Question

I don't know what to do

find the nth term of each arithmetic sequence described.
-9, -7, -5, -3, ...for n=18

Answer 1

Just use this fomular
nth = a +(n-1)*d

Answer 2

"the nth, or last, term of an arithmetic sequence equals the first term plus (n-1) times the spacing between terms (d)."

What is d, the spacing between terms? How big is the jump from -9 to -7?

Answer 3

2

Answer 4

n is the index, or counter, of the terms. You could say, "seventh term" and let n = 7 represent that.

Answer 5

yes, "d" is 2.

Answer 6

What's the first term, a?

Answer 7

They all add up to 2

Answer 8

The given sequence is -9, -7, -5, -3, ..
What is the first term of this arithmetic sequence?

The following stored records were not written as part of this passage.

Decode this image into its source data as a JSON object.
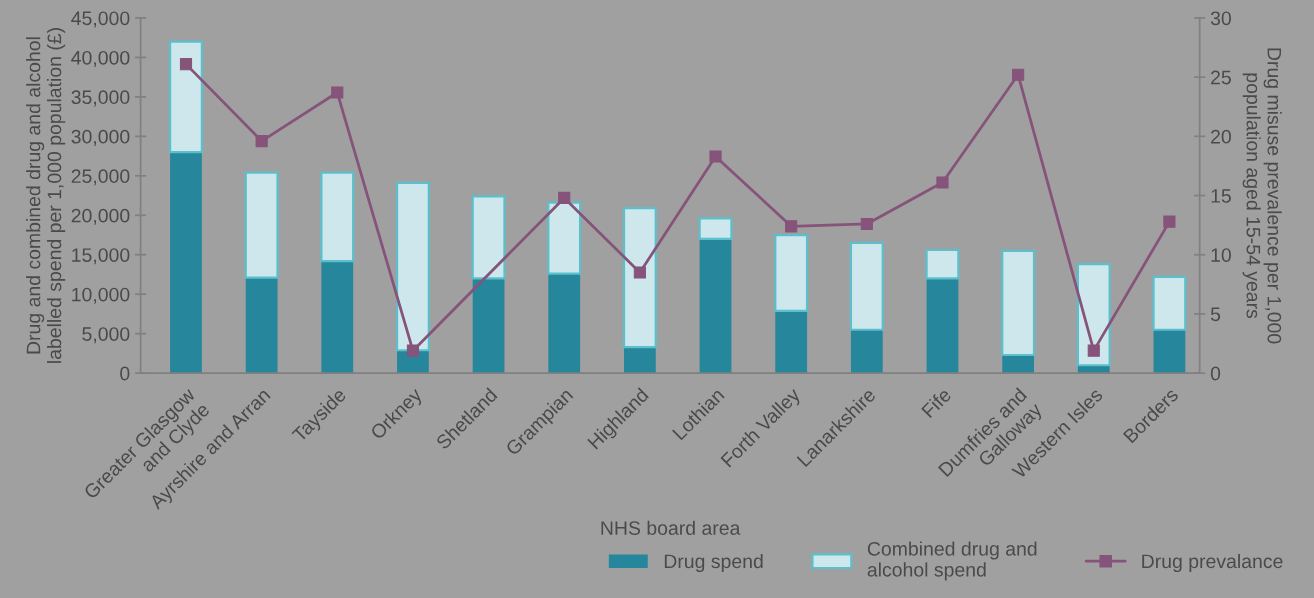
{
  "chart_data": {
    "type": "bar",
    "stacked": true,
    "xlabel": "NHS board area",
    "ylabel": "Drug and combined drug and alcohol\nlabelled spend per 1,000 population (£)",
    "y2label": "Drug misuse prevalence per 1,000\npopulation aged 15-54 years",
    "categories": [
      "Greater Glasgow\nand Clyde",
      "Ayrshire and Arran",
      "Tayside",
      "Orkney",
      "Shetland",
      "Grampian",
      "Highland",
      "Lothian",
      "Forth Valley",
      "Lanarkshire",
      "Fife",
      "Dumfries and\nGalloway",
      "Western Isles",
      "Borders"
    ],
    "series": [
      {
        "name": "Drug spend",
        "color": "#26869b",
        "values": [
          28000,
          12100,
          14200,
          2900,
          12000,
          12600,
          3300,
          17000,
          7900,
          5500,
          12000,
          2300,
          1000,
          5500
        ]
      },
      {
        "name": "Combined drug and\nalcohol spend",
        "color": "#cde7ec",
        "values": [
          14000,
          13300,
          11200,
          21200,
          10400,
          9000,
          17600,
          2600,
          9600,
          11000,
          3600,
          13200,
          12800,
          6700
        ]
      },
      {
        "name": "Drug prevalance",
        "type": "line",
        "axis": "y2",
        "color": "#86537a",
        "marker": "square",
        "values": [
          26.1,
          19.6,
          23.7,
          1.9,
          null,
          14.8,
          8.5,
          18.3,
          12.4,
          12.6,
          16.1,
          25.2,
          1.9,
          12.8
        ]
      }
    ],
    "ylim": [
      0,
      45000
    ],
    "yticks": [
      0,
      {
        "value": 5000,
        "label": "5,000"
      },
      {
        "value": 10000,
        "label": "10,000"
      },
      {
        "value": 15000,
        "label": "15,000"
      },
      {
        "value": 20000,
        "label": "20,000"
      },
      {
        "value": 25000,
        "label": "25,000"
      },
      {
        "value": 30000,
        "label": "30,000"
      },
      {
        "value": 35000,
        "label": "35,000"
      },
      {
        "value": 40000,
        "label": "40,000"
      },
      {
        "value": 45000,
        "label": "45,000"
      }
    ],
    "y2lim": [
      0,
      30
    ],
    "y2ticks": [
      0,
      5,
      10,
      15,
      20,
      25,
      30
    ],
    "grid": false,
    "legend": "bottom right"
  }
}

That's "a". Answer this, please: a = ?

Answer 9

a is 2

Answer 10

Actually, "d" is 2. "d" is the jump from one term of the sequence to the next. You were right on that. But look at the sequence: -9, -7, -5, -3, ..
What is the first term of this sequence?

Answer 11

-9

Answer 12

That's correct.
Look at what we have now: a = -9
d = 2
n = 18

Please calculate (n-1). n-1 = ?

Answer 13

Again: nth term of arith sequence = first term of sequence plus (n-1)* jump

\[a _{n}=a _{1}+(n-1)d\]

Answer 14

What is

18
- 1
-------- ??

Answer 15

17

Answer 16

Don't you do distributive property???

Answer 17

You could, but it's easier simply to recognize that 18-1=17 and then multiply this (n-1) by d, or to multiply this 17 by 2. What is 17 * 2?

Answer 18

34

Answer 19

And the first term is -9.

The 18th term is then -9 + 34.

Please calculate this.

Answer 20

\[a _{18}=-9+34=?\]

Answer 21

Why is it a18 and not -9???

Answer 22

Got 25 btw